Over the past five years, an average of eight PIT alumni from each season have wound up on NBA rosters and even fewer actually get drafted. Of the 40 attendees since 2007 to reach the NBA, 13 have been drafted -- just two in the first round.
What do those that do make the league have in common? Ten of the 13 draftees have come from BCS conference schools. (*hit*) Only about eight of the 40 recent players that made the NBA could be classified as true guards however. (*miss*) And just one of those guards was actually drafted.
Neither DraftExpress.com nor NBADraft.net project Taylor as a selection in the June 28 draft. He used fewer possessions and took a lower percentage of shots as a senior than he did as a junior. However, Taylor's slippage as a draft prospect is largely due to the dip in his shooting percentages across the board that make last year's performance look like the exception, not the rule.

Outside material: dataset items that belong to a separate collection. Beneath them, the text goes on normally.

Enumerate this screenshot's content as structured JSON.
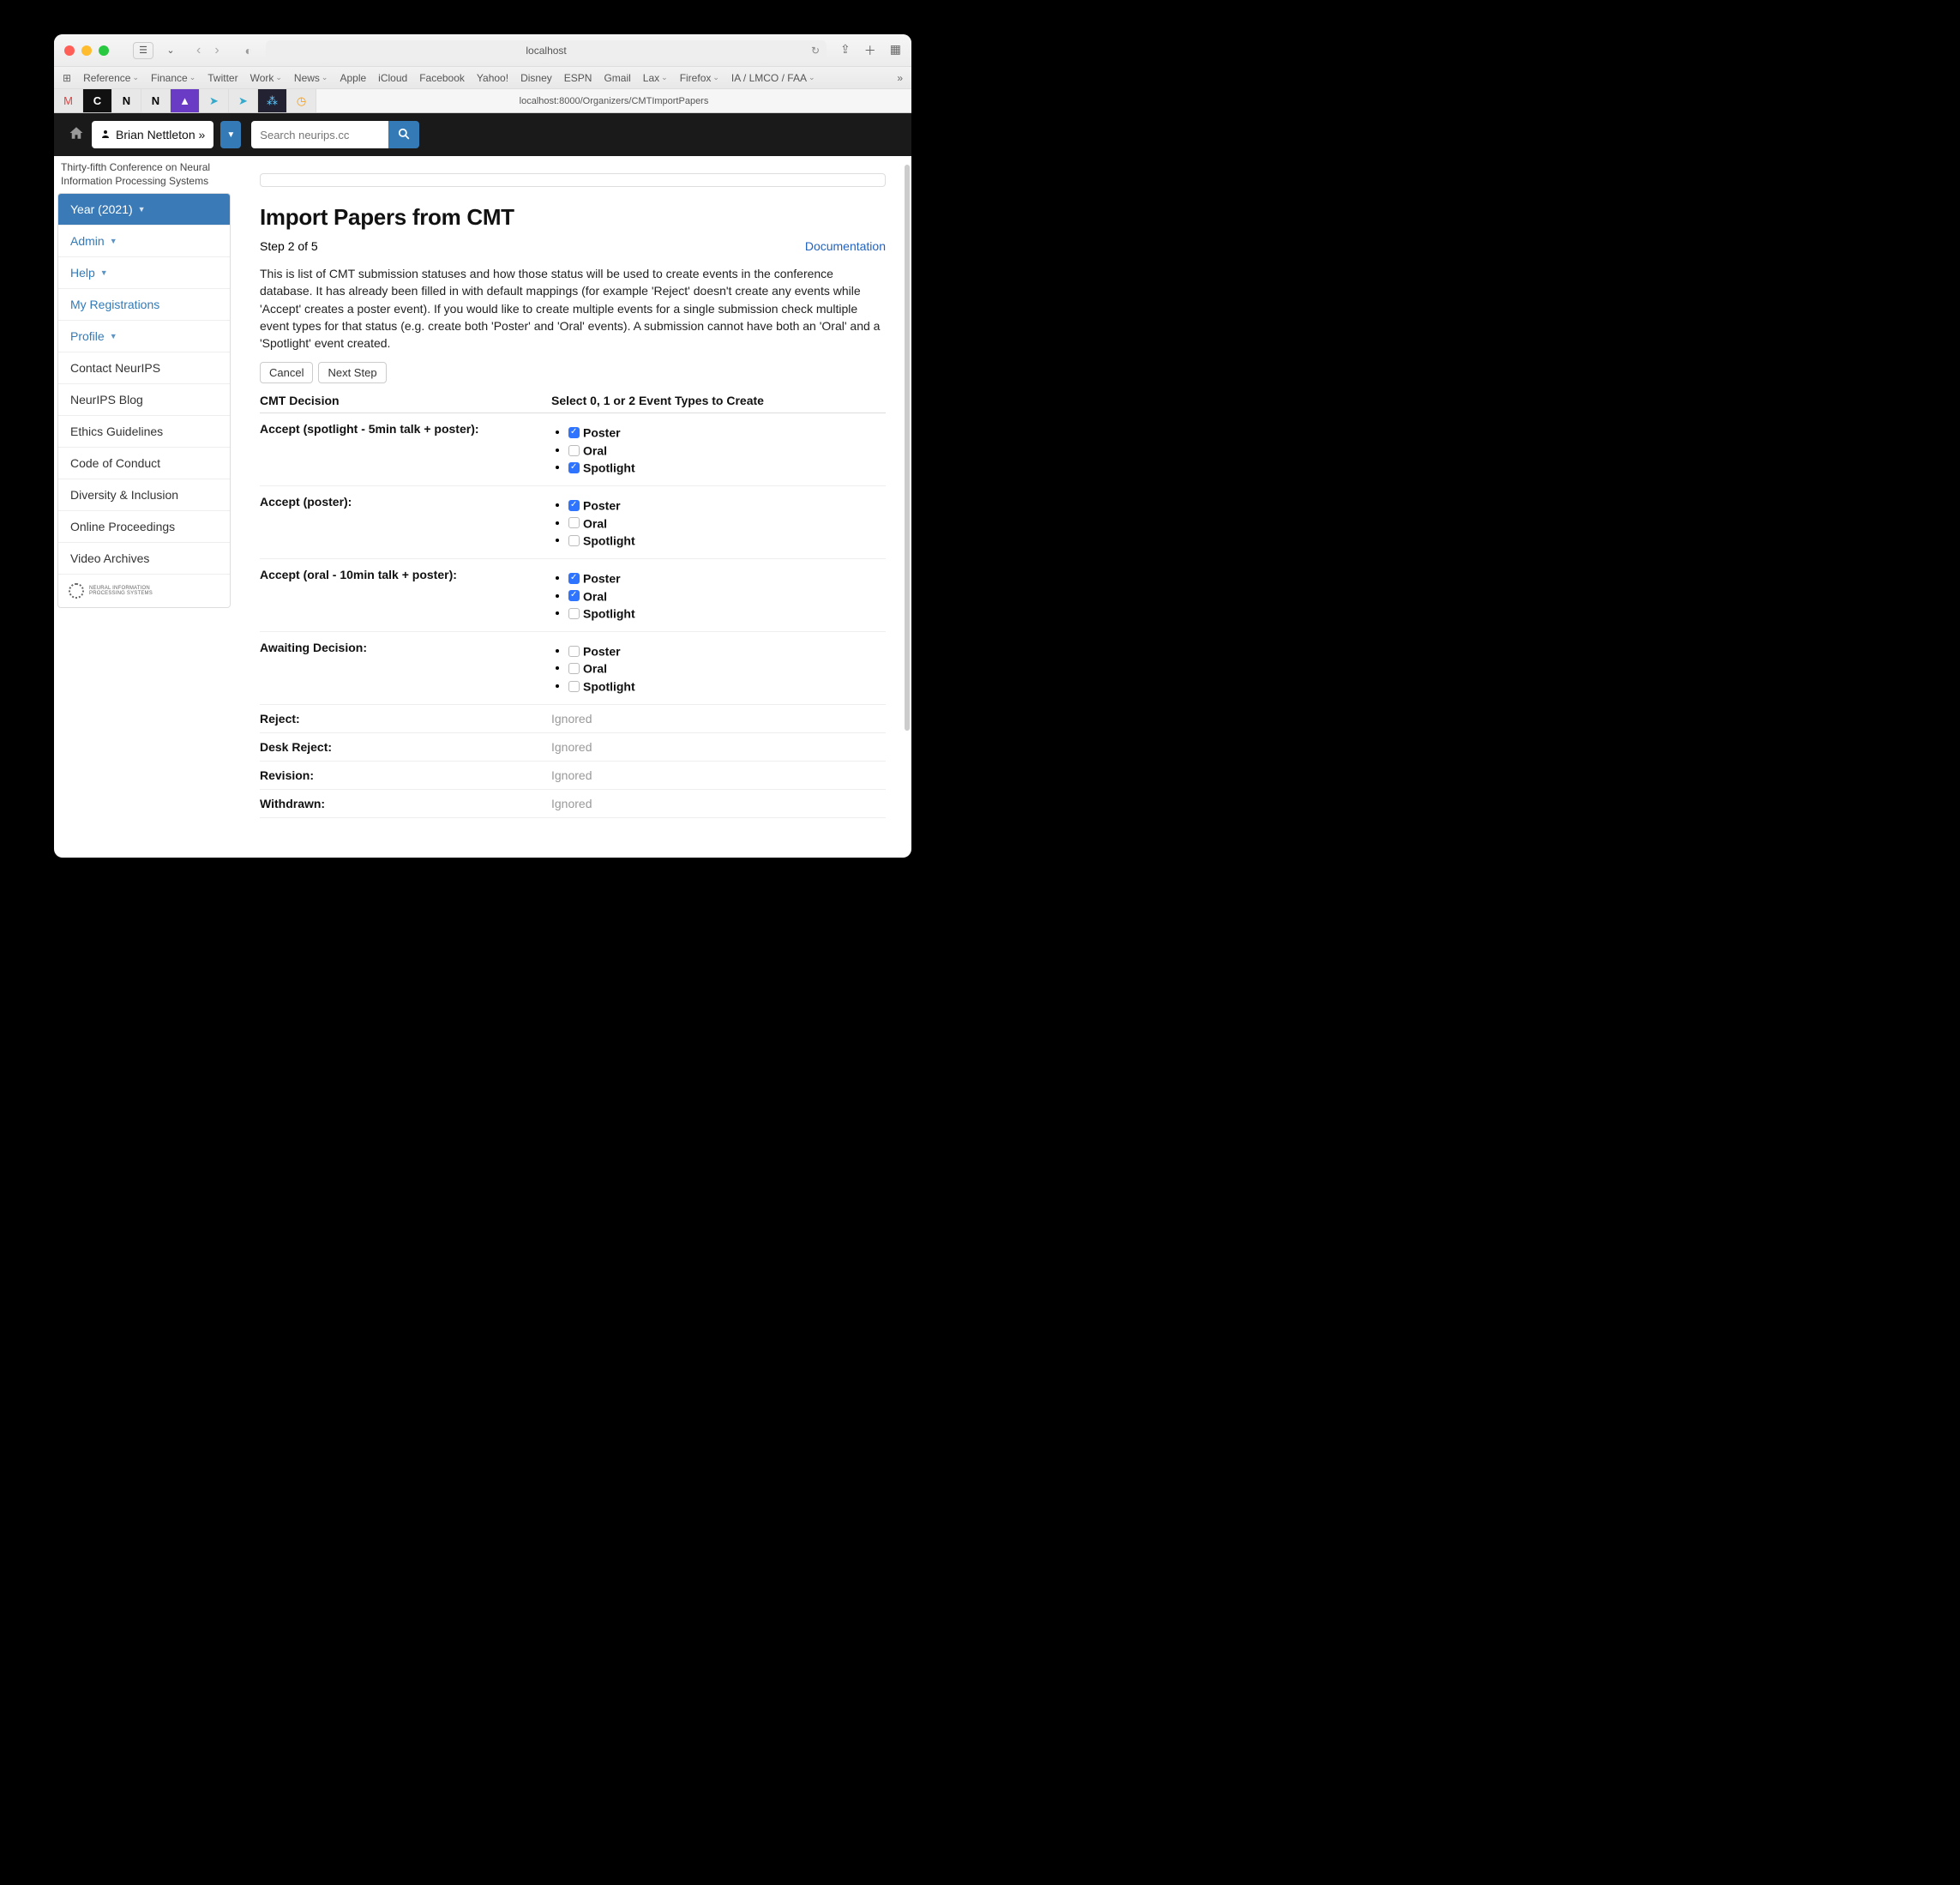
{
  "browser": {
    "address": "localhost",
    "bookmarks": [
      "Reference",
      "Finance",
      "Twitter",
      "Work",
      "News",
      "Apple",
      "iCloud",
      "Facebook",
      "Yahoo!",
      "Disney",
      "ESPN",
      "Gmail",
      "Lax",
      "Firefox",
      "IA / LMCO / FAA"
    ],
    "bookmark_has_menu": [
      true,
      true,
      false,
      true,
      true,
      false,
      false,
      false,
      false,
      false,
      false,
      false,
      true,
      true,
      true
    ],
    "active_tab": "localhost:8000/Organizers/CMTImportPapers"
  },
  "nav": {
    "user": "Brian Nettleton »",
    "search_placeholder": "Search neurips.cc"
  },
  "sidebar": {
    "conf_name": "Thirty-fifth Conference on Neural Information Processing Systems",
    "items": [
      {
        "label": "Year (2021)",
        "style": "active",
        "caret": true
      },
      {
        "label": "Admin",
        "style": "link",
        "caret": true
      },
      {
        "label": "Help",
        "style": "link",
        "caret": true
      },
      {
        "label": "My Registrations",
        "style": "link",
        "caret": false
      },
      {
        "label": "Profile",
        "style": "link",
        "caret": true
      },
      {
        "label": "Contact NeurIPS",
        "style": "plain",
        "caret": false
      },
      {
        "label": "NeurIPS Blog",
        "style": "plain",
        "caret": false
      },
      {
        "label": "Ethics Guidelines",
        "style": "plain",
        "caret": false
      },
      {
        "label": "Code of Conduct",
        "style": "plain",
        "caret": false
      },
      {
        "label": "Diversity & Inclusion",
        "style": "plain",
        "caret": false
      },
      {
        "label": "Online Proceedings",
        "style": "plain",
        "caret": false
      },
      {
        "label": "Video Archives",
        "style": "plain",
        "caret": false
      }
    ],
    "logo_text1": "NEURAL INFORMATION",
    "logo_text2": "PROCESSING SYSTEMS"
  },
  "main": {
    "title": "Import Papers from CMT",
    "step": "Step 2 of 5",
    "doc_link": "Documentation",
    "intro": "This is list of CMT submission statuses and how those status will be used to create events in the conference database. It has already been filled in with default mappings (for example 'Reject' doesn't create any events while 'Accept' creates a poster event). If you would like to create multiple events for a single submission check multiple event types for that status (e.g. create both 'Poster' and 'Oral' events). A submission cannot have both an 'Oral' and a 'Spotlight' event created.",
    "cancel": "Cancel",
    "next": "Next Step",
    "hdr_left": "CMT Decision",
    "hdr_right": "Select 0, 1 or 2 Event Types to Create",
    "event_types": [
      "Poster",
      "Oral",
      "Spotlight"
    ],
    "decisions": [
      {
        "label": "Accept (spotlight - 5min talk + poster):",
        "checks": [
          true,
          false,
          true
        ]
      },
      {
        "label": "Accept (poster):",
        "checks": [
          true,
          false,
          false
        ]
      },
      {
        "label": "Accept (oral - 10min talk + poster):",
        "checks": [
          true,
          true,
          false
        ]
      },
      {
        "label": "Awaiting Decision:",
        "checks": [
          false,
          false,
          false
        ]
      }
    ],
    "ignored_label": "Ignored",
    "ignored": [
      {
        "label": "Reject:"
      },
      {
        "label": "Desk Reject:"
      },
      {
        "label": "Revision:"
      },
      {
        "label": "Withdrawn:"
      }
    ]
  }
}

And as a four-year player, there's a perception that Taylor has nearly maxed out his potential under Bo Ryan.
Yet the two-time All-America honoree still managed to post 16.3 ppg and a 2.2:1 assist-to-turnover ratio in Big Ten play.
There are three basic things Taylor must do to have any chance of being drafted.
1. First of all, he must shoot extremely well this week at Portsmouth to catch scouts' eyes. If can continue to hit contested jumpers and run the team well as we know he can, that will help too.
2. But Taylor also must display quickness and tenacity on defense. Too often over the past two season, Taylor was allowed to coast on defense because the Badgers needed his ability most on offense. That won't fly in this setting.
3. Finally, Taylor must finish at the rim. Whether it be pushing the ball in transition or breaking down his defender, he must show the ability to create around the hoop.
I know Taylor doesn't regret returning for the great memories and accomplishments he experienced as a senior. But if he has hopes of reaching the NBA, he's got his work cut out for him. And he'll have to do it while sharing time with Georgetown's Jason Clark.
More likely, a halfway decent showing should land Taylor a nice European gig for several years. We should all be so lucky ... best of luck to him this week.